I am working on a CAN network with robust and light weight devices.

The robust units are G120 with premium libraries for CAN while the light weight units should be low cost ones with cerberus boards to make the project numbers affordable.

Right now the G120 units work as expected, they send and receive CAN messages without problem. I have validated the messages using an ELM327 controller in listening mode to validate G120 messages going out of the units.

The Cerberus units with your managed CAN drivers work well for sending CAN messages every 2 seconds, but I cannot make the cerberus units receive valid CAN messages. I always receive the same message with all data values equal to 0. The arbID is always 346, even if the cerberus unit is disconnected from the CAN bus.
I am validating the CAN messages every 3 seconds within a timer. The code that I use to test for incomming messages is:


                uint arbID; bool EID; bool RTR; byte[] dataMsg = new byte[7];
                if (can_dw.GetMessage(out arbID, out EID, out RTR, dataMsg))
                   Debug.Print("message CAN received: arbID -> " + arbID + ". EID -> " + EID + ". RTR -> " + RTR);
 

The result shows:

message CAN received: arbID -> 346. EID -> False. RTR -> False

Aron, can you share with us a code snippet on how to use the reception functionality on the Cerberus managed CAN drivers?

Thank you!!


#19

Hello Aron

I am running your code on a Cerb40 II device and I experience following problems:

I succeed in transmitting messages but there seems to be something wrong with the checking of the transmitter ready condition. The code FreeToTransmit always seems to return true. On the other hand following code lines
wait_ack = 0;
while (((CAN_MSR.Read() & 2) != 2) && (wait_ack != INAK_TIMEOUT))
wait_ack++;

in PostMessage always cause a fixed pause (1e condition is never true and the loop always exits when wait_ack reaches INAK_TIMEOUT). Because of this fixed pause the test program runs ok but the code lines could as well be replaced by a Sleep.

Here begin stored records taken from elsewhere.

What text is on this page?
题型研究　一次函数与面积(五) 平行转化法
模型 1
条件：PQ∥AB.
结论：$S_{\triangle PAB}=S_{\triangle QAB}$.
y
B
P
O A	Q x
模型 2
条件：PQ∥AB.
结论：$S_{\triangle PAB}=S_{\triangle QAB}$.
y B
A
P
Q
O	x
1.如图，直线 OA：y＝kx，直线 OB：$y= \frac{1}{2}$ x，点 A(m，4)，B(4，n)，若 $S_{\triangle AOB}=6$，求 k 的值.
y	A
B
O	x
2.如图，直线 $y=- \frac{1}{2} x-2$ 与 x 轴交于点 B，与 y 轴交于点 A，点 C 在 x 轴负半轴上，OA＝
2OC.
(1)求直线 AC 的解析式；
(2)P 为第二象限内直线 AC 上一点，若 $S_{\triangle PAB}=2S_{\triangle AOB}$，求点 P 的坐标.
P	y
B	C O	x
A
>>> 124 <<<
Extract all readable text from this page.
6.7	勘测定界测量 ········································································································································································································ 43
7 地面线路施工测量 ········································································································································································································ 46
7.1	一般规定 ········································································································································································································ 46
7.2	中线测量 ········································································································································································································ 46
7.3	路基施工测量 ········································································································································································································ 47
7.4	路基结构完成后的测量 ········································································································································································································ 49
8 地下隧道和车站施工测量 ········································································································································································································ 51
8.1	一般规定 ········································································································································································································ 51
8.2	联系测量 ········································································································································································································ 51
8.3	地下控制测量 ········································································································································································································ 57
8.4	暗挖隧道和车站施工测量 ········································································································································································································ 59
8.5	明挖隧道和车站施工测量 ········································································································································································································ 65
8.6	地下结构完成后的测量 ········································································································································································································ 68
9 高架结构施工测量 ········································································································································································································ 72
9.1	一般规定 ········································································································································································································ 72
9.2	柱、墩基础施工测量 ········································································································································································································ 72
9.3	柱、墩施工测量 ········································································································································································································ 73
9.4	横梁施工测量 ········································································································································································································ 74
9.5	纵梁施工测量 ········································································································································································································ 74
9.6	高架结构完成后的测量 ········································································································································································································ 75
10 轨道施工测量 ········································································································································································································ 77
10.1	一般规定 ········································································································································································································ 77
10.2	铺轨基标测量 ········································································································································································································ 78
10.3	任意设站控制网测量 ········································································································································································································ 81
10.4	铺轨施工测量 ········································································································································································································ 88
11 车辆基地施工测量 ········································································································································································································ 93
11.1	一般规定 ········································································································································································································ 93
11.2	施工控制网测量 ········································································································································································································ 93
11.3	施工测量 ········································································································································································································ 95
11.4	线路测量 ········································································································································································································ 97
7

I did not succeed on receiving messages on the CERB40. I have exactly the same behavior as mentioned by Ninja. MessageReceived always returns true a fixed message even when there is no activity on the canbus. Has anybody ever succeeded in receiving a single message?

Remarks

  • Tests have been done on canbus with an old FEZ-Rhino board (unmanaged driver) and PIC24F (ECAN native C code).
  • I know (now) that I had better selected the G120 with extended lib support. However my hardware is ready and the managed driver should do the job at a low bitrate.

Any help appreciated
Luc


#20

I know this is an old topic but it has some good information and I recently made some updates to Aaron’s driver and I just uploaded them to codeshare here: https://www.ghielectronics.com/community/codeshare/entry/1001

I also put an example of how to set up a CAN channel and the Arbitration ID filters to be able to read CAN messages.

In response to Luc (LGOR), CAN_MSR has a SLEEP bit. That line you pasted in just had a bug in it. It should have been checking if bit 2 was set to see if the CAN device was asleep, not checking if it is NOT asleep. I also JUST realized that you posted a cerb CAN driver like a year and a half ago (I wish I would have noticed when I started trying to use my cerberus for CAN, haha). To anyone looking for it, it is in codeshare here: https://www.ghielectronics.com/community/codeshare/entry/792

Anyway, the main update I made for this was to add a way to set up the CAN filters. Just pass a uint array of Arbitration IDs, whether or not they are extended IDs, how many Arbitration IDs you want to see, and a boolean to tell if you’d rather just allow all traffic through (not recommended on a bus with a lot of traffic).

Hopefully this post helps someone else who is looking for cerb-CAN information.